Supponiamo di essere un
consulente che (in assenza di una valida pianificazione finanziaria) si trova a
proporre a un suo cliente l’investimento in una certa asset class nella
convinzione che ci siano spazi interessanti per l’ottenimento di buone
performance; a questo scopo il consulente va a ricercare una serie di
informazioni che supportano questo suggerimento. A distanza di qualche tempo
altre informazioni porterebbero a dover dubitare di tali convinzioni, che
accade? Se il consulente è ben attrezzato sotto il profilo della psicologia
applicata alla finanza andrà a valutare le nuove informazioni in modo asettico
e razionale, confermando o disconoscendo per il futuro le convinzioni iniziali.
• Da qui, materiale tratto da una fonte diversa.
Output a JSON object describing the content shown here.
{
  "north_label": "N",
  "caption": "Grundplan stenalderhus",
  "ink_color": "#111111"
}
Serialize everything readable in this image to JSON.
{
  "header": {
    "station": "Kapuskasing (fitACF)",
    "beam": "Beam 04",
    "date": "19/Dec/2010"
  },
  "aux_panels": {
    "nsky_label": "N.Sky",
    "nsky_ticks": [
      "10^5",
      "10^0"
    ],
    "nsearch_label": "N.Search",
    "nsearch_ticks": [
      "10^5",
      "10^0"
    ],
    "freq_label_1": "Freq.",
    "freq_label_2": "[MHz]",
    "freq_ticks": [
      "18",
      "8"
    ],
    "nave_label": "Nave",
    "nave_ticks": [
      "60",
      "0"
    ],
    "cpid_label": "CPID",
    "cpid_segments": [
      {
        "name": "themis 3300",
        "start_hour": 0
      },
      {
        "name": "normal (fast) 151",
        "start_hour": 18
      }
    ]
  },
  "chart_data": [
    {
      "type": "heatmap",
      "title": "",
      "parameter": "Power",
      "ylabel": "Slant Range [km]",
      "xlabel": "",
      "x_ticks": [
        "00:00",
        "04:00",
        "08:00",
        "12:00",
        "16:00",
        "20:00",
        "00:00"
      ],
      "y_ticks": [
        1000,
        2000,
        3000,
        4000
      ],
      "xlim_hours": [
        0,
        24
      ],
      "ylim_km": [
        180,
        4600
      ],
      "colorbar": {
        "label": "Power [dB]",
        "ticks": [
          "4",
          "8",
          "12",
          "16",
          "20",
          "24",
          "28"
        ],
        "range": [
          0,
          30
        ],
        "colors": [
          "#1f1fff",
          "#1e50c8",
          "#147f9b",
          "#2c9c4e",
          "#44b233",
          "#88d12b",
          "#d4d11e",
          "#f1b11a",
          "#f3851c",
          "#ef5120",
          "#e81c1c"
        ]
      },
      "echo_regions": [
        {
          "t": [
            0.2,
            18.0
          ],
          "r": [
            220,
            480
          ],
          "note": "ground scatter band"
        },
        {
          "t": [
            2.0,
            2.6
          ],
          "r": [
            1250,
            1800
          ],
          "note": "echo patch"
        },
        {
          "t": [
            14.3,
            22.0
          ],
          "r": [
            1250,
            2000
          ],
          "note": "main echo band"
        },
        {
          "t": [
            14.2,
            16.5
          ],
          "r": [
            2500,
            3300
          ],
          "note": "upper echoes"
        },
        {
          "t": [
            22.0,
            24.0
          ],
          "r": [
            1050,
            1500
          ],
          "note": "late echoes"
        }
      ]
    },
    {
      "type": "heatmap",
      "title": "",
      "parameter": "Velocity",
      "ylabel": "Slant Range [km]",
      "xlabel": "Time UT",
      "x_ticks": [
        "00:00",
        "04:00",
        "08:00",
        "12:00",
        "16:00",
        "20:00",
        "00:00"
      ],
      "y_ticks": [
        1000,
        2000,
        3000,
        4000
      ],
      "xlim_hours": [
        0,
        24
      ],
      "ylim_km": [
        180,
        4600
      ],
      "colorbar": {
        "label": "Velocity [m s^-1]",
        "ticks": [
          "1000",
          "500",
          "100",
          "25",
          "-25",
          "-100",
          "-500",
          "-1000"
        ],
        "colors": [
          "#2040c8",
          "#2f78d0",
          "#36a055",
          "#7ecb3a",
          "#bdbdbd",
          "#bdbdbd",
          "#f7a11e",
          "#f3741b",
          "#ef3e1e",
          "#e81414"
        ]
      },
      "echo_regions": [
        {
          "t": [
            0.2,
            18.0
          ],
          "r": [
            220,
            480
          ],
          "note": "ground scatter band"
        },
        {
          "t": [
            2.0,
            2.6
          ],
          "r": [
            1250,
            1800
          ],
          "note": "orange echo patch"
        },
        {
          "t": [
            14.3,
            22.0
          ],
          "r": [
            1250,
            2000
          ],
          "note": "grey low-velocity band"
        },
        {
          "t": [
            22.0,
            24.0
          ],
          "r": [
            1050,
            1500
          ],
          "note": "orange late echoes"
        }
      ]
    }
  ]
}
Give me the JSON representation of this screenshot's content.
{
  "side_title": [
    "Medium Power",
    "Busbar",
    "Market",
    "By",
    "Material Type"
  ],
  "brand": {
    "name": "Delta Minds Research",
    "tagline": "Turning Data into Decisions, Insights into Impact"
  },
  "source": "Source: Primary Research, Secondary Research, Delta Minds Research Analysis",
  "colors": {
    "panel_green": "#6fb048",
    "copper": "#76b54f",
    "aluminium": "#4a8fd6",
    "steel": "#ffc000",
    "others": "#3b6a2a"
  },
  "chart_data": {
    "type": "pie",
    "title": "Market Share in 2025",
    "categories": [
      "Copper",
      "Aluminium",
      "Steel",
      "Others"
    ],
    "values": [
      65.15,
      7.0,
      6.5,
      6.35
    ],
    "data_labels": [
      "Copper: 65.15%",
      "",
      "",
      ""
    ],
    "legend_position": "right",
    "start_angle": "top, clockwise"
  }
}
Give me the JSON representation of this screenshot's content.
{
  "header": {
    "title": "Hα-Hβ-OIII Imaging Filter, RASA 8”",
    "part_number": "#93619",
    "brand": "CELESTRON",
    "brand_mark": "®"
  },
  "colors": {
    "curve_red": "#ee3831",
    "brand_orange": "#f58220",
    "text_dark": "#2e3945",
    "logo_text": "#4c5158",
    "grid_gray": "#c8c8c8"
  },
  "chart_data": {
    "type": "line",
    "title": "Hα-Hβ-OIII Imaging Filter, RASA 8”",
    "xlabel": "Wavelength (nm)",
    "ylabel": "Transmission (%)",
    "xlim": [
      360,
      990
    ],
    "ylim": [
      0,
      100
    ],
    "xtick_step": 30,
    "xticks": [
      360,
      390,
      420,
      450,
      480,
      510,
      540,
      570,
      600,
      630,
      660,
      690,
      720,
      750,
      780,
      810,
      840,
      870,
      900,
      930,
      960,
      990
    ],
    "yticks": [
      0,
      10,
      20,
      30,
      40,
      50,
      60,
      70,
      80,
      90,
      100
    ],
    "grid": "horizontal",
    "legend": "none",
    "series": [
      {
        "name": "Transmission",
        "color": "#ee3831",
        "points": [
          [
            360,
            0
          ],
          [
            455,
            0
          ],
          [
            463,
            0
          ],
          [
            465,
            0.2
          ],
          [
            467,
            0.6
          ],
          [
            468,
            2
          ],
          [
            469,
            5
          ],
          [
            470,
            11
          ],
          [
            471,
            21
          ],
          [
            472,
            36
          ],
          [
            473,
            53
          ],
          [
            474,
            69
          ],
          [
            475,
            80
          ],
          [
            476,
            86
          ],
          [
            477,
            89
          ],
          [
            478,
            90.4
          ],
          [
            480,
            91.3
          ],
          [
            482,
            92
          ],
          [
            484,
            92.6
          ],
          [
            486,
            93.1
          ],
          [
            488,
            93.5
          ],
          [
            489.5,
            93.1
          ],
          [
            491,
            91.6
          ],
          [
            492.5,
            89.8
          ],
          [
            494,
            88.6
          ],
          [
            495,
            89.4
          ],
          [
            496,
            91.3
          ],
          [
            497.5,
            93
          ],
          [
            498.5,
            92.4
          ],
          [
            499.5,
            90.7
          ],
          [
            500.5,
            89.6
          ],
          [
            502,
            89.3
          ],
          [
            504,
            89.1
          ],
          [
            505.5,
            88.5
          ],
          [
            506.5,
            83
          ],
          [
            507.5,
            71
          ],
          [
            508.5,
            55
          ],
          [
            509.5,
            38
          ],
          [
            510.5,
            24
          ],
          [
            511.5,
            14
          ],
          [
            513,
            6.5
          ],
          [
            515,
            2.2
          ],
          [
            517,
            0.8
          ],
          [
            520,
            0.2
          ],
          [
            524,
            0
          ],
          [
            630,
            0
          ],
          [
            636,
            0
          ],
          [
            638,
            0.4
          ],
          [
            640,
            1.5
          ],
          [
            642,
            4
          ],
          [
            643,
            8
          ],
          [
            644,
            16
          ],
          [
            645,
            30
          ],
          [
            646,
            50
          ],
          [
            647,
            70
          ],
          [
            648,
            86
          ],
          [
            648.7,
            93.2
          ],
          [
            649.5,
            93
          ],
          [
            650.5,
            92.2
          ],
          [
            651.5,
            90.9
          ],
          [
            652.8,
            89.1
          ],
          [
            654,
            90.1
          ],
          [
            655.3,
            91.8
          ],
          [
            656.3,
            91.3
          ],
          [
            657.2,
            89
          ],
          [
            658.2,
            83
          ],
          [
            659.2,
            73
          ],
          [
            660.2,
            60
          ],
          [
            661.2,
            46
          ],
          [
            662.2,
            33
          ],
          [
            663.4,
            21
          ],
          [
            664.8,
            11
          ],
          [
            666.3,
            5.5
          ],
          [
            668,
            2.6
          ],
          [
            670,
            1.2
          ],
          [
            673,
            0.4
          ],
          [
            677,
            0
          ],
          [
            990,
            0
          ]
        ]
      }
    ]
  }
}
Se il consulente, invece, non è uso
alla valutazione di tali aspetti, quale sarà il suo comportamento? Lo abbiamo
appena visto; eviterà di considerare le nuove informazioni negative a andrà
alla ricerca di altrettante informazioni di segno positivo a supporto delle
convinzioni iniziali. Avete ora una spiegazione razionale, che non ha
niente a che fare con le capacità
tecniche dei vostri consulenti, del perché talvolta si può perdere del denaro
nel campo degli investimenti finanziari.
Un’ultima osservazione
sull’argomento che intende accomunare investitori, consulenti e la comunità stessa degli
operatori del mercato finanziario.
Dopo lo scoppio di ogni bolla
finanziaria si scopre sistematicamente che una serie di informazioni non erano
state prese nella dovuta considerazione dalla maggior parte degli operatori. In
queste occasioni, infatti, il pregiudizio della conferma si unisce all’avidità
(ambedue aspetti molto umani) e passando dallo stadio dell’errore di un singolo
si perviene ad un errore collettivo e condiviso. I danni che ne conseguono li
abbiamo ben visti dall’inizio del secolo ai giorni nostri.